I loved this malt for my Pilsners, I found that the malt profile was much more subtle than the imported Pilsner malts. 
I think I have around only 10kg left.  

batz


----------



## Ross (28/2/12)

It's basically the same malt as the BB pale malt. We have no plans to stock 2 almost identical malts, but it will be available in all our bulk buys, or happy to bring in full sacks to order.

cheers Ross


----------



## Batz (28/2/12)

Ross said:


> It's basically the same malt as the BB pale malt. We have no plans to stock 2 almost identical malts, but it will be available in all our bulk buys, or happy to bring in full sacks to order.
> 
> cheers Ross




Cheers Ross I'll grab some the next BB.

batz


----------



## dr K (28/2/12)

> It's basically the same malt as the BB pale malt.


Correct
Except the base grain is Galaxy rather than Gardiner or a blend of malts.
And its specs are a tad tighter
Galaxy has an excellent reputation in some parts of the Brewing Cosmos (Canberra in particular), perhaps because it has particular qualities, perhaps because its a single grain (like MO)
Horses for courses.

K


----------



## the_new_darren (28/2/12)

And it is lighter in colour and would convert a virgin nun into a prostitute in half an hour.

tnd


----------



## Kai (28/2/12)

After much mucking about with a beer with a high proportion of raw wheat in the grist, I can attest BB Pale does the same.

I still hold a certain love for 25kg sacks with GALAXY emblazoned across them, though.


----------



## Online Brewing Supplies (28/2/12)

dr K said:


> Correct
> Except the base grain is Galaxy rather than Gardiner or a blend of malts.
> And its specs are a tad tighter
> Galaxy has an excellent reputation in some parts of the Brewing Cosmos (Canberra in particular), perhaps because it has particular qualities, perhaps because its a single grain (like MO)
> ...


Dr K 
Has it right, Pale is not Galaxy. They have totally different grains and specs.
Nev


----------



## Fish13 (29/2/12)

Gryphon Brewing said:


> Dr K
> Has it right, Pale is not Galaxy. They have totally different grains and specs.
> Nev



and diatysic (sp) properties. since some speciality grains need others with more grunt (like biscuit for example).

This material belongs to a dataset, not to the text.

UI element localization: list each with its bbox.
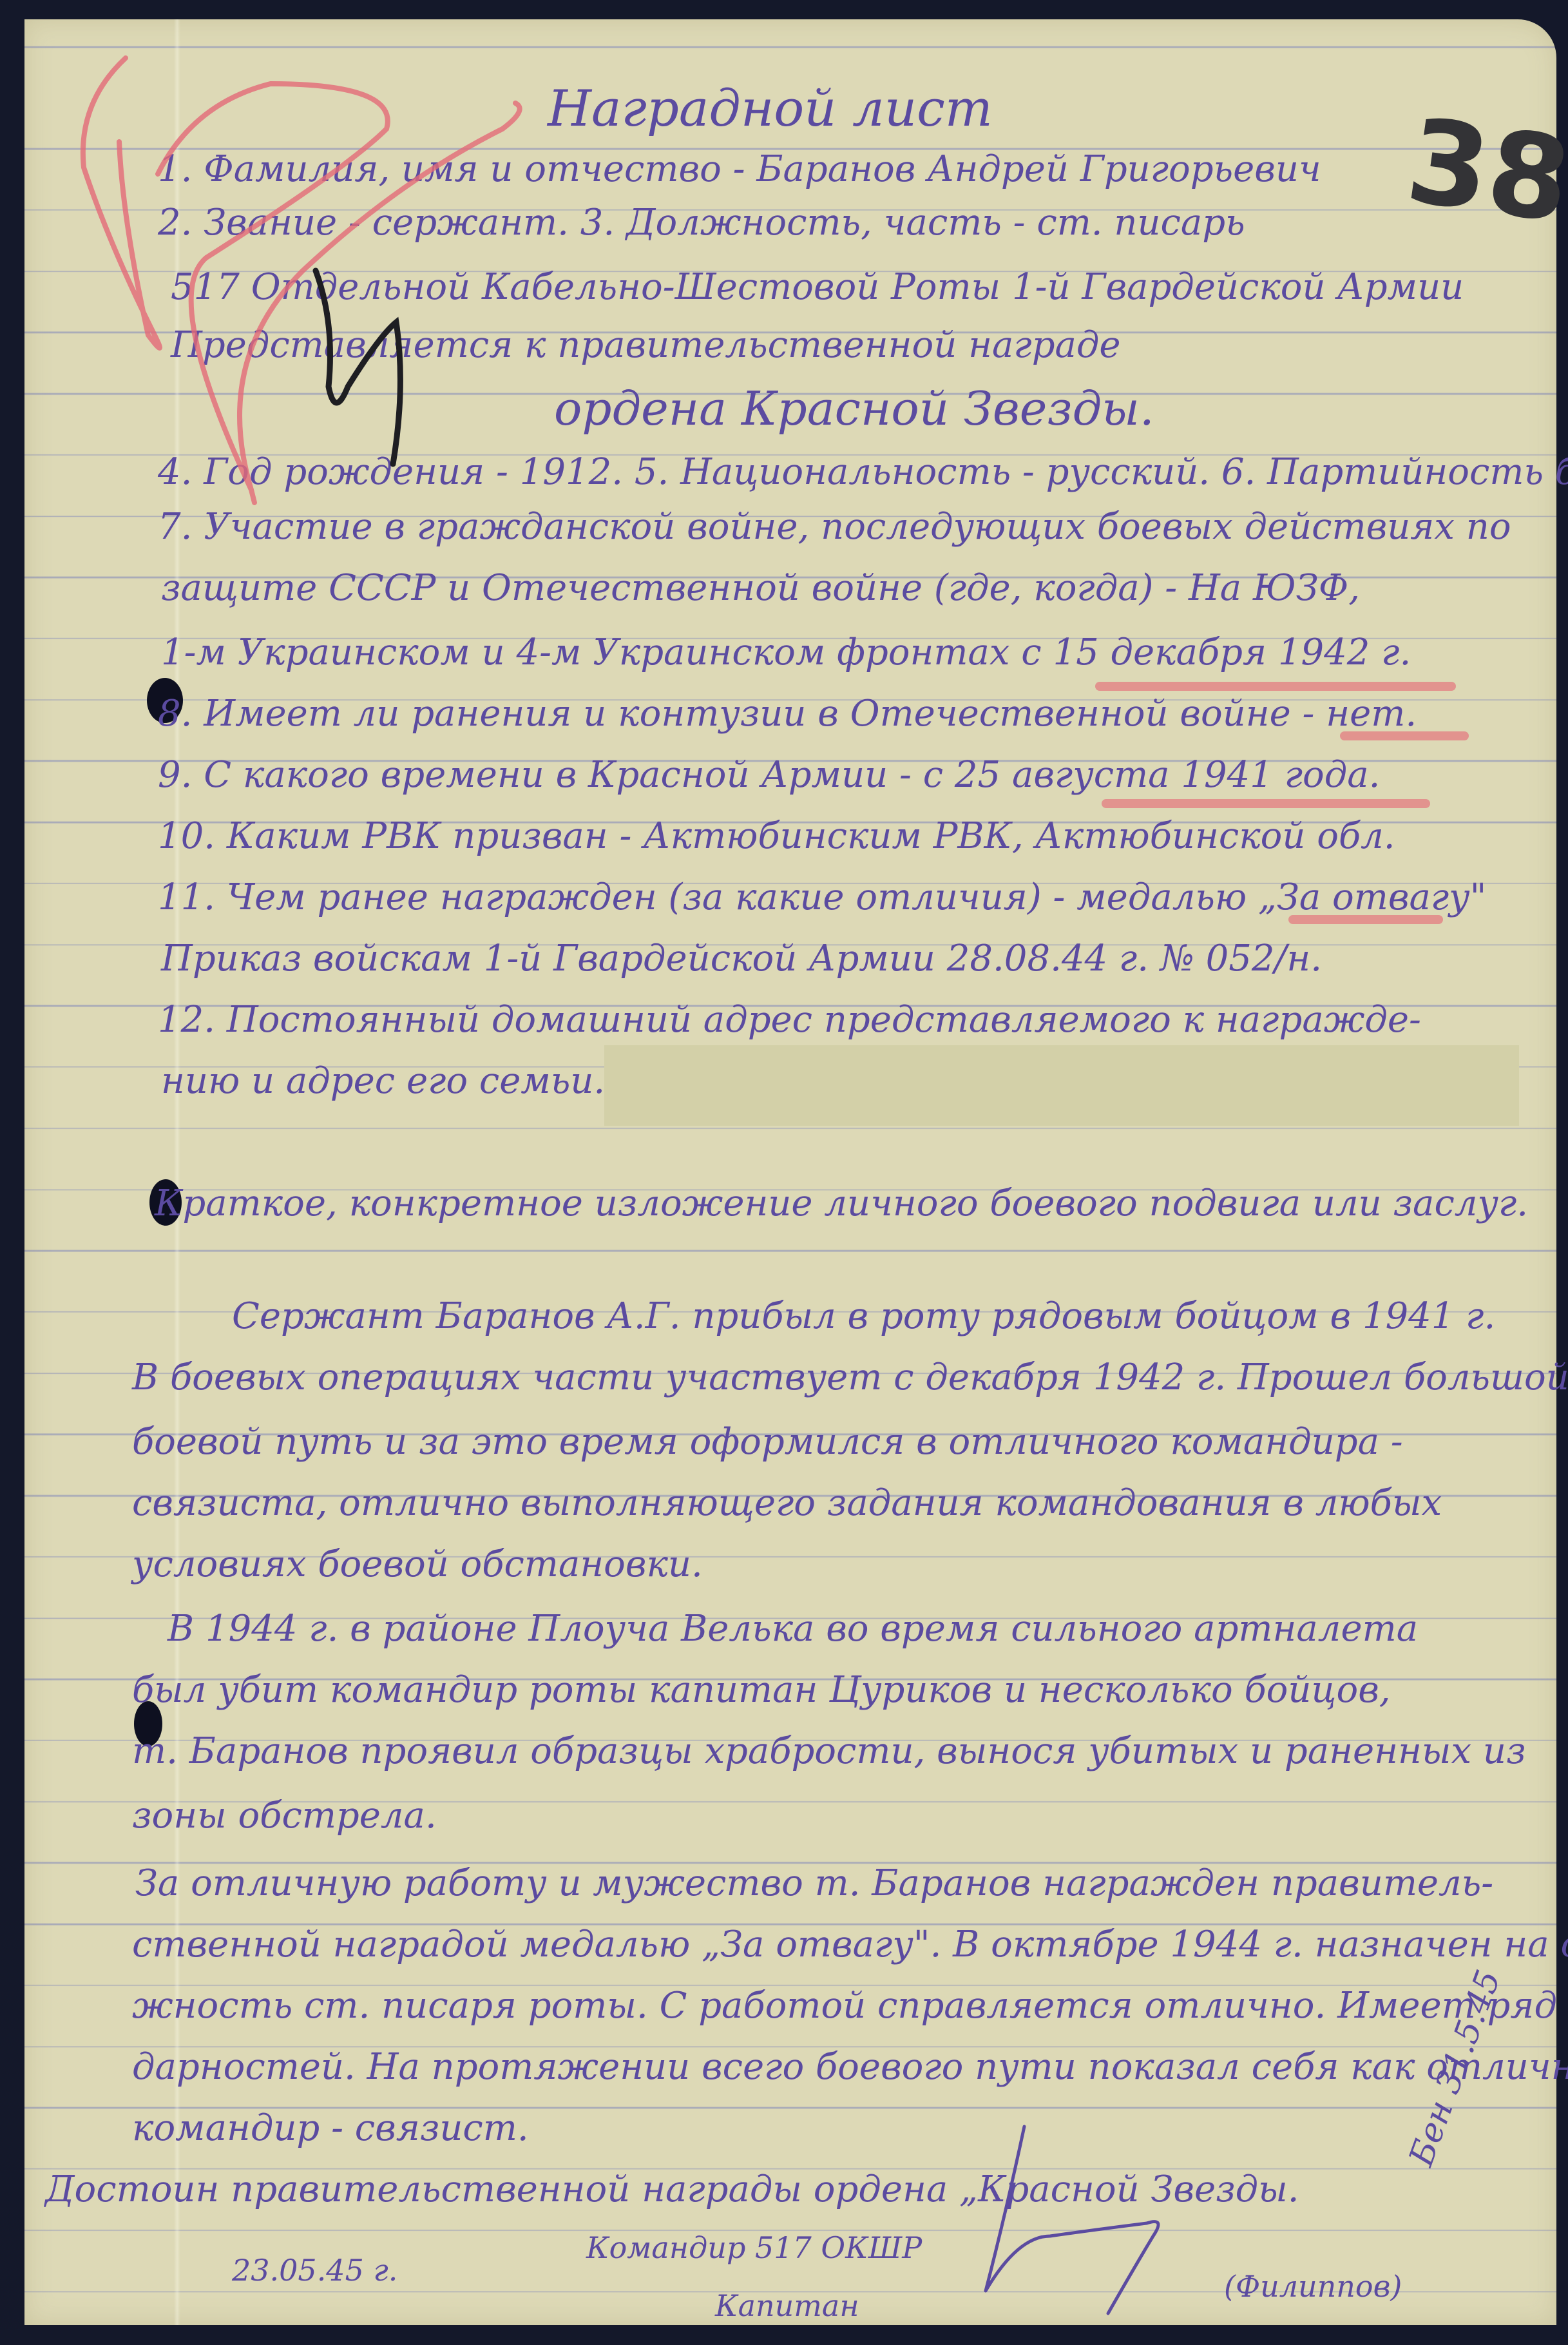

Me smart, i did some reading up before posting my galaxy thread and reading the spec sheet that me mate gryphon brewing posted.

Anyway nev, i have paid my bill. expect another order shortly


----------



## Batz (29/2/12)

They maybe very similar but a Pilsner brewed with Galaxy is not the same as one brewed with BB Pale. I'm only talking of brewing experience, I'm certainly no expert when it comes to malt specs.

batz


----------



## Ross (29/2/12)

Batz said:


> They maybe very similar but a Pilsner brewed with Galaxy is not the same as one brewed with BB Pale.
> 
> batz



If you can honestly taste the difference, you're a better man than me...

Anyway, if you want it, it's there to be ordered (by the sack)...


Cheers Ross


----------



## Ross (29/2/12)

dr K said:


> Correct
> Except the base grain is Galaxy rather than Gardiner or a blend of malts.
> And its specs are a tad tighter
> Galaxy has an excellent reputation in some parts of the Brewing Cosmos (Canberra in particular), perhaps because it has particular qualities, perhaps because its a single grain (like MO)
> ...




Yes, the base grain is Gairdner as opposed to Galaxy, but the pale we supply is a single grain (Gairdner) from the Darling Downs here in Qld.
Not sure why you claim that Galaxy specs are tighter, for as you can see from the attached spec sheets, they are virtually identical, but the Gairdner is actually a tad tighter.

View attachment Cryer_2010_Galaxy_pale_malt.pdf

View attachment Pale_ex_Toowoomba.pdf


T_N_D - Colour is the same as well, so again not sure why you are claiming it's paler B) 

Batz, Not sure when you last tried the Pale, but for approx the last 6 months we've sourced exclusively from the Qld & it's a great malt. Maybe give it a try if you haven't used it & let me know your opinion.

Cheers Ross


----------



## Batz (29/2/12)

I bought 2 sacks of it off you a couple of bulk buys back.

batz


----------



## Batz (29/2/12)

> Batz, Not sure when you last tried the Pale, but for approx the last 6 months we've sourced exclusively from the Qld & it's a great malt. Maybe give it a try if you haven't used it & let me know your opinion.
> 
> Cheers Ross



Well the BB Pale that I have would be 12-18 months old by now, could there be a differance in the batches? I'll still buy Galaxy in pereferance to Pale malt but that is just a personal choice of mine. The basis of that choice maybe completely wrong but it's sort of a case of "_When your on a good thing stick to it"_

batz


----------